Выйдя из полутемного здания суда на залитый полуденным солнцем Ленинградский проспект, Петр на мгновение остановился. Ему вдруг показалось, что на гладкой поверхности его жизни образовалась почти видимая извилистая трещина. Захотелось посидеть где-нибудь в тишине и одиночестве, подумать. Вошел под деревья бульвара, присел на первой же скамье, прикрыл глаза. Смутная неловкость и тревога охватили его. Утренние заботы об устройстве собственного юбилейного вечера выглядели сейчас пустыми и чуть стыдными. Одновременно, он злился на себя за то, что увидел и услышал сегодня в суде. По какому праву эта старуха вторглась в его мысли? Почему именно она заставила испытать желание пересмотреть свое прошлое и как-то перепланировать будущее? Уже не впервые задумывался он, правильно ли, честно ли пользовался своим талантом? На этот вопрос он, конечно, ответить не мог, но почему-то так продуманно организованное существование больше не казалось ему таким уж счастливым…

Перед закрытыми глазами опять, как много раз прежде, возникло сердитое лицо бабки. Он услышал ее рассерженный крик: «Вылезай, байстрюк несчастный!». И впервые понял, что это слово, которое он всегда воспринимал, как очередное ругательство, имеет определенный, обидный смысл. Возможно, что только теперь, спустя столько лет, Петр и сам почти верил, что описанная им «автобиография» была подлинной. Смутное воспоминание подсказывало ему, что его настоящая мать, если была еще жива, немногим отличалась бы от этой старухи… И слезы, безостановочно бегущие по одутловатым, покрытым темными пятнами щекам… Но всё же – нет! Нет! Не могла его мать быть настолько отвратительной! Он еще долго сидел на затененной скамейке, стараясь побольше оттянуть неизбежную встречу с приятелями, пытаясь успокоить себя, даже высмеять, но это плохо ему удавалось; всегдашняя самоуверенность не приходила и тоскливая тревога все равно гнездилась в самой глубине его груди… Наконец, заставил себя подняться и двинуться к белорусскому вокзалу; в метро он уже снова казался себе еще довольно молодым человеком действия и сильной воли. Когда через час появился в доме литераторов, внешне он был уже совершенно спокоен. На вопрос товарищей, зачем вызывали в суд, ответил равнодушно.

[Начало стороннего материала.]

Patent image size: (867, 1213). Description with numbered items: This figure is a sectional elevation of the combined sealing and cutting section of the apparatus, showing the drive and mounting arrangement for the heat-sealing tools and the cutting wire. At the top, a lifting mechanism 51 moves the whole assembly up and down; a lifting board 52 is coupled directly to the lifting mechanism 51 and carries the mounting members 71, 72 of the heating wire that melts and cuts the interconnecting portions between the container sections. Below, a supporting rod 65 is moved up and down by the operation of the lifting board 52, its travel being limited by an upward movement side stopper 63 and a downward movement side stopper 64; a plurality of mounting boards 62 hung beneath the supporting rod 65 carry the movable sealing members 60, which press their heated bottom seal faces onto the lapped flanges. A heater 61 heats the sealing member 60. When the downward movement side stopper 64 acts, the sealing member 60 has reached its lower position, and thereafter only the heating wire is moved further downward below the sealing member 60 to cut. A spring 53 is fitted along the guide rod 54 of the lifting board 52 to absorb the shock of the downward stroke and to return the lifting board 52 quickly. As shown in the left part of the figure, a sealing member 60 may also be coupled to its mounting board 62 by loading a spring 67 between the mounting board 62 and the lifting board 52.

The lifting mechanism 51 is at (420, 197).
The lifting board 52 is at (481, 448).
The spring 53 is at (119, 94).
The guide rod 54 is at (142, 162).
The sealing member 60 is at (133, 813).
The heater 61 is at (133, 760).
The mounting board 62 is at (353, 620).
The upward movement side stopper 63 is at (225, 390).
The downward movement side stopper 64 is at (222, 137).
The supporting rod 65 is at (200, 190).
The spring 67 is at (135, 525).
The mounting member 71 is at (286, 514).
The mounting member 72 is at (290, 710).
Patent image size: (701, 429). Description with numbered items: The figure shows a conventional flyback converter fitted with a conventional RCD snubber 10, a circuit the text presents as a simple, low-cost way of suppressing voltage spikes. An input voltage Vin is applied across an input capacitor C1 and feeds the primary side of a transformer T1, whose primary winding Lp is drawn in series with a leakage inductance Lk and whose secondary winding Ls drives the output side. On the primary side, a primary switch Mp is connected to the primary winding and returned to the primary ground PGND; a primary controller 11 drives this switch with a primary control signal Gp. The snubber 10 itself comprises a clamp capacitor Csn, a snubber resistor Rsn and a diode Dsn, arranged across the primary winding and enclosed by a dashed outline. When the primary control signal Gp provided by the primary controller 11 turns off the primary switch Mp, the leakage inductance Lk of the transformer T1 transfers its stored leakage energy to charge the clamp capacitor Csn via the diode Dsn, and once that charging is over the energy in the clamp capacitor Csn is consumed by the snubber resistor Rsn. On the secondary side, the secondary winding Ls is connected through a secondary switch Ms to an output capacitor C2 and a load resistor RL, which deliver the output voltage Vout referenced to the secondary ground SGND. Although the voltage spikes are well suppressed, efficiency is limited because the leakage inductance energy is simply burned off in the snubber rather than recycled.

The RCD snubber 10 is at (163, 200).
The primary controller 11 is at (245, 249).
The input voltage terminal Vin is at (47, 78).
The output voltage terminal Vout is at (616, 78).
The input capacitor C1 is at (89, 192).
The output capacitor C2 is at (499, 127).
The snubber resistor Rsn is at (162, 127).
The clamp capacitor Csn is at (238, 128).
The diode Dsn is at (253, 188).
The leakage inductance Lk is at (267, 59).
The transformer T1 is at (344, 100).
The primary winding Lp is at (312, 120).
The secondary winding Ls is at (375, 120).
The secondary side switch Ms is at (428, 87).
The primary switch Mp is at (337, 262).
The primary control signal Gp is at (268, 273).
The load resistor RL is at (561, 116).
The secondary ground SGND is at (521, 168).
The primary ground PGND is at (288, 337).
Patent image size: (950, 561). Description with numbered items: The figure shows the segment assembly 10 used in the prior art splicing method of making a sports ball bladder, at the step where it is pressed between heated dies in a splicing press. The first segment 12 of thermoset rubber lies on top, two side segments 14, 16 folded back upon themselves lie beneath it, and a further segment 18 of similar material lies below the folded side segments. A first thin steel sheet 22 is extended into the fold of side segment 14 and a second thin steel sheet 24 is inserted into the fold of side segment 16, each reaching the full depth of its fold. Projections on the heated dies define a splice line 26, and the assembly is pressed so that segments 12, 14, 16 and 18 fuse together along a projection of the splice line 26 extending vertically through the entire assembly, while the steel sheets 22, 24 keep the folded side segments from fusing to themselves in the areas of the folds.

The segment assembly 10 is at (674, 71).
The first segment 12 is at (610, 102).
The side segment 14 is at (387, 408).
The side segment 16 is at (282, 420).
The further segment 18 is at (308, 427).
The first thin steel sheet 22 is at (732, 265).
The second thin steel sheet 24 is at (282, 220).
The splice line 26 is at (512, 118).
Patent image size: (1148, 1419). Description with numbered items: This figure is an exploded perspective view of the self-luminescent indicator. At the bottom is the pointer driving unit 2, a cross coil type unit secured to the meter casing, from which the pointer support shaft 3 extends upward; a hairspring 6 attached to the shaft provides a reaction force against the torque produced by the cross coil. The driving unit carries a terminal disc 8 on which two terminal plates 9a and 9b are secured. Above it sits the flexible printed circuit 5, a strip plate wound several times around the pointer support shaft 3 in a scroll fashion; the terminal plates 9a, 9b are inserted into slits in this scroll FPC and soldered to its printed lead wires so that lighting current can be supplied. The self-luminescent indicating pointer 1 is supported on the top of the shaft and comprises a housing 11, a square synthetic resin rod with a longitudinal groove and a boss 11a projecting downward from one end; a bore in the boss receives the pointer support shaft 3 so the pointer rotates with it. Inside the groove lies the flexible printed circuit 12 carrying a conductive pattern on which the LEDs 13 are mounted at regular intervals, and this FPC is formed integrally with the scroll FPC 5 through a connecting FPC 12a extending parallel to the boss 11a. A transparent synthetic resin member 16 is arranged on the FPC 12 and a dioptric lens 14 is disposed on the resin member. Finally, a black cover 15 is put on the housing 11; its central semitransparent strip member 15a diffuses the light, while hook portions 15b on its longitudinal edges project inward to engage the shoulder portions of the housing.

– По поводу происшествия, свидетелем которого я не был…

Весь вечер, стараясь заглушить тревогу и какой-то непонятный ему страх, он «занимал площадку»: громко ораторствовал, блистал несколько потускневшей эрудицией, а сильно подвыпив, начал хвастаться своими былыми литературными успехами. Правда, это был его вечер, но что прощалось мальчишке в девятнадцать лет, коробило в сорок.

Постепенно за столиком оставались либо те, кому хотелось еще выпить, либо те, кто выпил слишком много. К ночи, почти окончательно потеряв над собою контроль, он принялся поучать собутыльников.

– А вы, что же, так и будете всю жизнь пописывать свои повестушки сю-сю для «Смены» или «Огонька»? Я – нет! Я – всё! Берусь за большой роман! Это будет… За соседним столиком кто-то насмешливо произнес:

– Роман века!

– Да! именно! – тот час отозвался Петр.

Но вдруг сообразив, что это издевка, попытался броситься на обидчика.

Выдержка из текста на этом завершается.